Israel PM vows to respond ‘firmly’ to Hezbollah in visit to Lebanon border

JERUSALEM (AFP): Lebanon said Sunday an air strike killed three people near Sidon in the south as more bombs hit the east and Israeli Prime Minister Benjamin Netanyahu visited his country’s northern border.

The latest attacks on eastern Lebanon came after Israel warned it would again hit Hezbollah targets there.

Netanyahu’s office said the premier “visited the Lebanon border today,” his second such trip in a month.

He vowed to respond “firmly” to Hezbollah’s attacks and to prevent the group from rearming, his office said.

“I want to be clear: with or without an agreement, the key to restoring peace and security in the north, the key to bringing our northern residents back home safely, is first and foremost to push Hezbollah back beyond the Litani River, secondly to target any attempt to rearm, and thirdly to respond firmly to any action taken against us,” Netanyahu told soldiers at the border, according to a statement from his office.

It came as Israel’s military said more than 100 projectiles were fired from Lebanon into Israeli territory on Sunday.

Several were intercepted, and some fell in unpopulated areas.

Israel and Iran-backed Hezbollah in Lebanon have been at war since September 23, when Israel escalated cross-border air raids after a year of tit-for-tat exchanges of fire. A week later it sent in ground troops on “targeted raids.”

Hezbollah said it was acting in support of Palestinian militants Hamas, whose unprecedented attack against Israel on October 7 last year triggered the ongoing war in Gaza.

“The Israeli enemy’s raid on Haret Saida resulted in an initial death toll of three people killed and nine others injured,” Lebanon’s health ministry said, referring to a densely populated area near Sidon.

Lebanon’s official National News Agency (NNA) reported another Israeli strike south of Sidon, on the town of Ghaziyeh.

That strike hit a residential building, according to an AFP correspondent, who said a child was rescued from the rubble.

NNA said other Israeli strikes hit near a hospital in Tebnine, a town in the south Lebanon district of Bint Jbeil. Tebnine’s major told AFP the hospital was significantly damaged.

Neither the Haret Saida strike nor those in Lebanon’s south were preceded by an Israeli evacuation warning.

Israel’s military did issue a warning for Lebanon’s Baalbek area, which includes east Lebanon’s main city and UNESCO-designated Roman ruins, saying it would be targeting Hezbollah-linked facilities.

An AFP correspondent later reported at least three strikes in the Baalbek area, where Hezbollah holds sway and which has seen heavy air raids in the past few days.

Also on Sunday, Lebanese state media reported the recovery of five bodies from the flashpoint southern town of Khiam.

They were among 21 bodies that have been trapped under rubble in Khiam for around one week, according to the NNA.

The war has killed more than 1,930 people in Lebanon since September 23, according to an AFP tally of Lebanese health ministry figures.

Israel’s military says 38 soldiers have been killed in the Lebanon campaign since it began ground operations.

Iran and Israel have recently attacked each other directly, heightening fears of even wider conflict.

But Iran’s President Masoud Pezeshkian on Sunday said a potential ceasefire with its allies “could affect the intensity and type of our response.”

Iran’s supreme leader Ayatollah Ali Khamenei had on Saturday warned Israel and the United States they “will definitely receive a tooth-breaking response.”

Israel has warned Iran against responding to its October 26 attack.

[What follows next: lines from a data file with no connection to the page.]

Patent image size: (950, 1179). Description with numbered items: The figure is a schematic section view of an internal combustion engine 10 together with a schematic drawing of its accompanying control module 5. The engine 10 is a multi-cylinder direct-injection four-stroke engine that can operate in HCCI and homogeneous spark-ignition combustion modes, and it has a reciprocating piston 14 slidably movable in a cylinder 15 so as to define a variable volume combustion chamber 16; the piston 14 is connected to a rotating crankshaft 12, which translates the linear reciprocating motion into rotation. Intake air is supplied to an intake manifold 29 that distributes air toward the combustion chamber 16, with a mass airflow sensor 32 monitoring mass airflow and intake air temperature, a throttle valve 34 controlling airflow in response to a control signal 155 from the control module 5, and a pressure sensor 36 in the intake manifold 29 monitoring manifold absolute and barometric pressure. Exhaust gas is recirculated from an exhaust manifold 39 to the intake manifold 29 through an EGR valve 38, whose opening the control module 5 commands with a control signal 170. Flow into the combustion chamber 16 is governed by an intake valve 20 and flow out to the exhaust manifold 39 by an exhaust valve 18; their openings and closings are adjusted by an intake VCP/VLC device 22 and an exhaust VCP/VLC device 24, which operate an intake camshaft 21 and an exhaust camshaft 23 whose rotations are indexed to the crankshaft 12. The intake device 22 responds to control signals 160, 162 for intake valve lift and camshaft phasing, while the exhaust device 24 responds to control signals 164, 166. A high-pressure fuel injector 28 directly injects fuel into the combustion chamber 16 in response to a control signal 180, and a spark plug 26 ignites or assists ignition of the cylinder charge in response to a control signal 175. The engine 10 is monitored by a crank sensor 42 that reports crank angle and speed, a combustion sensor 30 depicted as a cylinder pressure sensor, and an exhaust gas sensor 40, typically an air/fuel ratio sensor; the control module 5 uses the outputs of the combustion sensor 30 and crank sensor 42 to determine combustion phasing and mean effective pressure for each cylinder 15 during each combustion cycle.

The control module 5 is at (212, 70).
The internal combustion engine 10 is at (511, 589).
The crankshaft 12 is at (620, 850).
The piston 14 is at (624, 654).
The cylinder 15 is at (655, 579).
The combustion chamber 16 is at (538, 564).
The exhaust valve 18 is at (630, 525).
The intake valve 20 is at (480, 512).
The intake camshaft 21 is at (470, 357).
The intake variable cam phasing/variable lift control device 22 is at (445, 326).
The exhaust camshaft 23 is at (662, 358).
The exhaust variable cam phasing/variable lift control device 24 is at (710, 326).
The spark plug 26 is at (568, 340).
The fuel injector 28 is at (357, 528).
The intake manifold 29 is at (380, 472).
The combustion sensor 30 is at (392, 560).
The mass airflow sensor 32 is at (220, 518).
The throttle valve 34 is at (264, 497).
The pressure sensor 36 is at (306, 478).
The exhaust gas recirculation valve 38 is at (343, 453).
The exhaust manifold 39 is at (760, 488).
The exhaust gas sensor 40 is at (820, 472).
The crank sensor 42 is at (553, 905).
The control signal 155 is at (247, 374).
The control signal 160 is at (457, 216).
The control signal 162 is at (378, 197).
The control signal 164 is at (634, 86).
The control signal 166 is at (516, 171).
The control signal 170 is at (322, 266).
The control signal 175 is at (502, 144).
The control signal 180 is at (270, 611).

On Sunday demonstrators burned Israeli and US flags outside the former American embassy in Tehran to mark the anniversary of the 1979 hostage crisis that has shaped relations between Washington and Tehran ever since.

American B-52 bombers have arrived in the Middle East, the US military said on Saturday, as part of reinforcements being deployed in a warning to Iran.

In Gaza Israel’s military again reported “dozens” of militants killed in the northern Jabalia area where, Israeli forces have since October 6 carried out a major air and ground assault to stop Hamas from regrouping.

In central Gaza on Sunday, people crowded to receive sacks of flour from a distribution point of the United Nations agency for Palestinian refugees (UNRWA) in Deir el-Balah.

Israel’s parliament last Monday banned UNRWA — the main aid agency in Gaza — from operating in Israel and occupied east Jerusalem, despite international objections.

If implemented, the ban would hit humanitarian work in Gaza, experts say.

The ban came after the United States on October 15 warned Israel it could withhold some of its billions of dollars in military assistance unless it improves aid delivery to Gaza within 30 days.

Also in Deir el-Balah on Sunday, relatives at Al-Aqsa Martyrs Hospital mourned a father and son killed during Israeli bombardment.

Hamas’s October 7 attack on Israel resulted in 1,206 deaths, mostly civilians, according to an AFP tally of Israeli official figures.

Israel’s military response against Hamas has killed 43,341 people in Gaza, a majority of them civilians, according to figures from the Hamas-run territory’s health ministry which the United Nations consider to be reliable.